We all had a perishing cold walk accompanied by a persistent and nithering breeze from somewhere really cold. But all the ice had melted, so we just had a little bit of mud. The big victory was that nobody slithered off into the beck. I enjoyed it. It was , maybe a bit harder than I’d advertised it, though, so whilst I’ll try to keep it in the programme (if there is another programme…) – I’ll say that it’s a medium hard. A hard medium, by the way, is one who slaps you for not being quiet during the seance.
Anyway, I think it went reasonably well.
Saturday was for climbing Annapoorna. The diary reads thus: Saturday – Got up. Ate porridge. Did shopping. Climbed Annapoorna. Had tea. Watched TV. Usual stuff, really. Annapoorna, I should add, is the name of a house up a hill just outside Crook. I have a short guided walk passing there next weekend. This was the reccy. It was cold again, but this time, it was sunny most of the time, but then it snowed; huuuuge lumps of snow with rainbows…. Very pretty. I’m not sure why a house in County Durham should be named after an Indian goddess, but it is. Fair dooze, I suppose… beats Dun Roamin or Jackandannie
Sunday (today, as it happens) was the day for the Simonside Hills. I’d suggested this venue to Yvonne for a walk with Mick (the peeps we met in the Cheviots) and this had reminded me that I’d not been there for ages and that I should go back and have a lovely walk… So I did.

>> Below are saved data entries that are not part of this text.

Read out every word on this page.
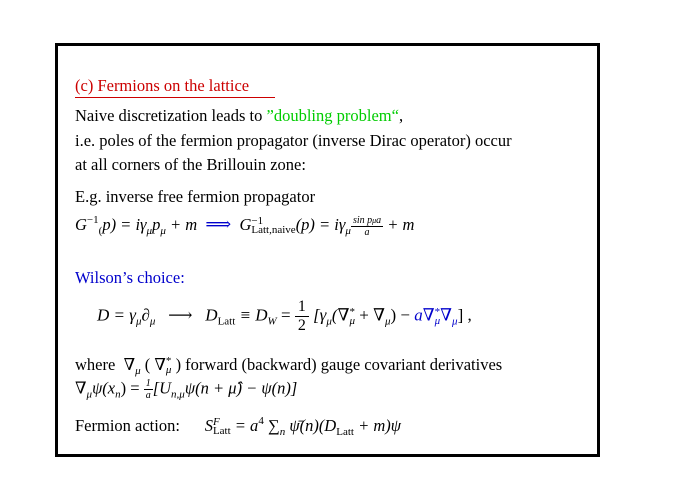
(c) Fermions on the lattice
Naive discretization leads to ”doubling problem“,
i.e. poles of the fermion propagator (inverse Dirac operator) occur
at all corners of the Brillouin zone:
E.g. inverse free fermion propagator
$G^{-1}_(p) = i\gamma_\mu p_\mu + m$ ⟹ G −1
Latt,naive $(p) = i\gamma_\mu \frac{\text{sin pμa}}{a} + m$
Wilson’s choice:
$D = \gamma_\mu\partial_\mu$ ⟶ $D_{Latt} \equiv D_W = \frac{1}{2} [\gamma_\mu(\nabla$ *
$\mu + \nabla_\mu) - a\nabla$ *
μ $\nabla_\mu$] ,
where $\nabla_\mu$ ( ∇ *
μ ) forward (backward) gauge covariant derivatives
$\nabla_\mu\psi(x_n) = \frac{1}{a} [U_{n,\mu}\psi(n$ + μ̂) − ψ(n)]
Fermion action: S F
Latt = $a^4$ $\sum_n$ $\psī(n)(D_{Latt} + m)\psi$
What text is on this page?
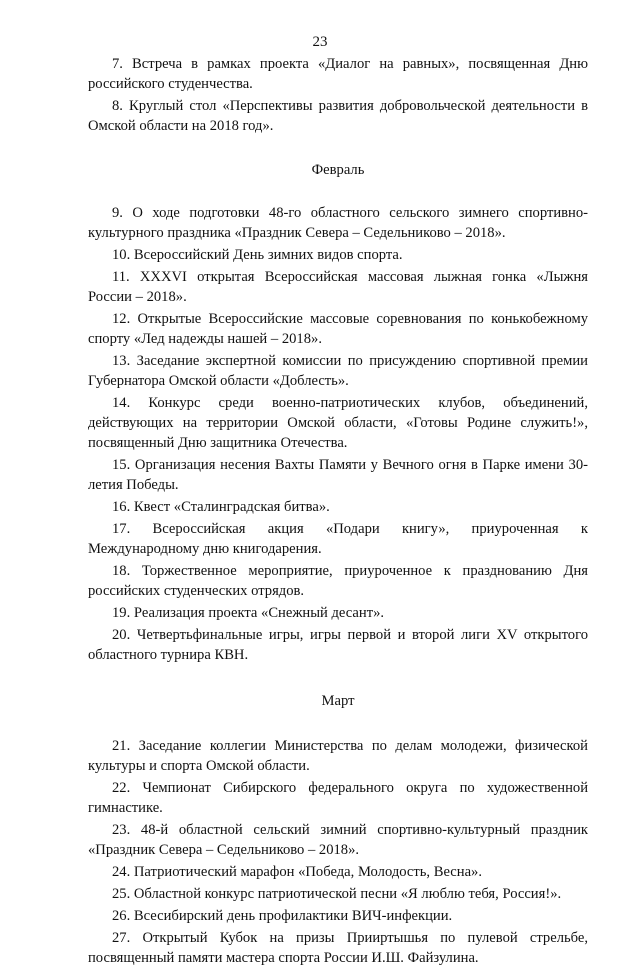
23

7. Встреча в рамках проекта «Диалог на равных», посвященная Дню российского студенчества.

8. Круглый стол «Перспективы развития добровольческой деятельности в Омской области на 2018 год».

Февраль

9. О ходе подготовки 48-го областного сельского зимнего спортивно-культурного праздника «Праздник Севера – Седельниково – 2018».

10. Всероссийский День зимних видов спорта.

11. XXXVI открытая Всероссийская массовая лыжная гонка «Лыжня России – 2018».

12. Открытые Всероссийские массовые соревнования по конькобежному спорту «Лед надежды нашей – 2018».

13. Заседание экспертной комиссии по присуждению спортивной премии Губернатора Омской области «Доблесть».

14. Конкурс среди военно-патриотических клубов, объединений, действующих на территории Омской области, «Готовы Родине служить!», посвященный Дню защитника Отечества.

15. Организация несения Вахты Памяти у Вечного огня в Парке имени 30-летия Победы.

16. Квест «Сталинградская битва».

17. Всероссийская акция «Подари книгу», приуроченная к Международному дню книгодарения.

18. Торжественное мероприятие, приуроченное к празднованию Дня российских студенческих отрядов.

19. Реализация проекта «Снежный десант».

20. Четвертьфинальные игры, игры первой и второй лиги XV открытого областного турнира КВН.

Март

21. Заседание коллегии Министерства по делам молодежи, физической культуры и спорта Омской области.

22. Чемпионат Сибирского федерального округа по художественной гимнастике.

23. 48-й областной сельский зимний спортивно-культурный праздник «Праздник Севера – Седельниково – 2018».

24. Патриотический марафон «Победа, Молодость, Весна».

25. Областной конкурс патриотической песни «Я люблю тебя, Россия!».

26. Всесибирский день профилактики ВИЧ-инфекции.

27. Открытый Кубок на призы Прииртышья по пулевой стрельбе, посвященный памяти мастера спорта России И.Ш. Файзулина.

It was cold. (Bit of a theme developing here) Actually, it started at minus 2 with a fresh breeze off some maritime glacier somewhere, but accompanied by beautiful blue skies. The path up to the top from Lordenshaws has been heavily engineered sisnce I was last here and it looks like the Pennine Way now, with lots of Lancashire mill slabs, pretty much all the way to the top. But it’s a fine ridge, with sandstone outcrops, easy walking and an extensive view from the coast to the Cheviots to the Pennines. I could make out Cross fell and the Dun fells quite clearly.
After Simonside, we continued to Tosson Hill where the view is just as big and the trig sits inside a cosy sun-trap of a lunch-time shelter.
After that its a bit soggier till the forest, which is just dull, and then St Oswald’s Way back to the start. This started off badly with fallen trees and an ugly area of brash, then more forest tracks and a muddy slart for a while. Once out of the woods, though, it all becomes much better and the walk from Spylaw scout hut is a sheer delight of easy walking and big Northumbrian skies
The totals for the weekend were 26 miles (Simonside was 12) and 2300 feet of up, one egg butty and one lancashire cheese butty, two banana, one mars bar, and one of those crispy ginger flapjack things. Bruno’s lunches included one undefined partially consumed sandwich found in the heather, six lumps of ice, an attempt to catch a grouse (failed) and a piece of cheese butty whilst I was distracted by a jogger’s lovely bottom.